ひとつ言えるのは,「嘘をつかず正直に話した方が楽に進む」ということです。
よく言われることですが,嘘をつくのは簡単でも,嘘をつき続けるのは大変です。そして,その中で信頼関係も失います。人材紹介会社の担当エージェントも,一度でも嘘をつかれると「嘘をついた人」という目でその人を見ることになってしまい,企業への紹介がしづらくなります。
また,万一,嘘をつき通せたとしても,入社後にパフォーマンスを継続するのも難しいでしょう。
それでも,「どうしてもこの会社にいきたい!」「人からよく思われたい!」などの理由がある場合は,正直に伝えてください。僕たち人材紹介会社の人間は,そこを目指す手段は提示できます。結局はそれがいちばんの近道だったりするので,正直に伝えるようにしましょう。
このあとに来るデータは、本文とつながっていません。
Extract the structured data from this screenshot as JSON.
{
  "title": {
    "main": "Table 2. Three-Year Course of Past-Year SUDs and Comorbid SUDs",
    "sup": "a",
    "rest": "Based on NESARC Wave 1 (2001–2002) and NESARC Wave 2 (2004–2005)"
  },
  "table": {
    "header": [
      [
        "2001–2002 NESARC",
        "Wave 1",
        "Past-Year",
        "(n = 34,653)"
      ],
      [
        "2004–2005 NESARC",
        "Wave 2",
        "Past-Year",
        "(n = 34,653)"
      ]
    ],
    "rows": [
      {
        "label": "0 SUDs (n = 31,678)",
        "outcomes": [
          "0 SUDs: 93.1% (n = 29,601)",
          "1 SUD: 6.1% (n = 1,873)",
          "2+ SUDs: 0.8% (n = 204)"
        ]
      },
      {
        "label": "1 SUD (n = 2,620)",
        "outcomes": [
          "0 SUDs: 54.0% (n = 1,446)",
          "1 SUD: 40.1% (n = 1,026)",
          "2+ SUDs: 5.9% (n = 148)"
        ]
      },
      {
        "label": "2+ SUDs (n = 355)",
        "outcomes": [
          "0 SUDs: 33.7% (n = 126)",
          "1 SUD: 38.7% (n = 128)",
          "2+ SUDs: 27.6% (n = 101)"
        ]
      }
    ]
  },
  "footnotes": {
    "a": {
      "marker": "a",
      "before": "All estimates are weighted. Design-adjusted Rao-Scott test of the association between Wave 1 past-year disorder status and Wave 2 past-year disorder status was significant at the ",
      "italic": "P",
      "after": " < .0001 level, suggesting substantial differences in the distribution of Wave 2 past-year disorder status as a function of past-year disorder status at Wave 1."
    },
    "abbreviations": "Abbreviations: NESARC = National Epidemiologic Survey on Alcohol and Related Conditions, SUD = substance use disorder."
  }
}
僕たちエージェントは,「経歴に自信がない」とか,「過去こういうことをしてしまった」とか,その手の話しは,毎日のように聞いています。なので,「え,この人さすがにないな…」と引いてしまうことはなく,普通にお話を聞けます。正直,めちゃくちゃ合っているので気にならないのです。
なので,素直に話してくれれば,それに合わせた提案ができます。。誰にも話せないというより,親しい人間ほど,話しにくいことだと思うので,そんなときほど,良い距離感で他人である僕らエージェントの方がフラットに相談に乗れると思っています。
まとめ
今回は「経歴詐称」について書いてきました。
「経歴詐称」をすることは,自分がいちばん苦しいはずですし,昨今のリファレンスチェック(書類に書かれている内容が事実と合っているか確認すること)の流れもより加速していきます。
ネットなどの過去情報や軽い発言から経歴詐称がバレて大きな問題になるより,理解して受け入れてもらうのが良いのは間違いないので,エージェントには正直に伝えるようにしましょう。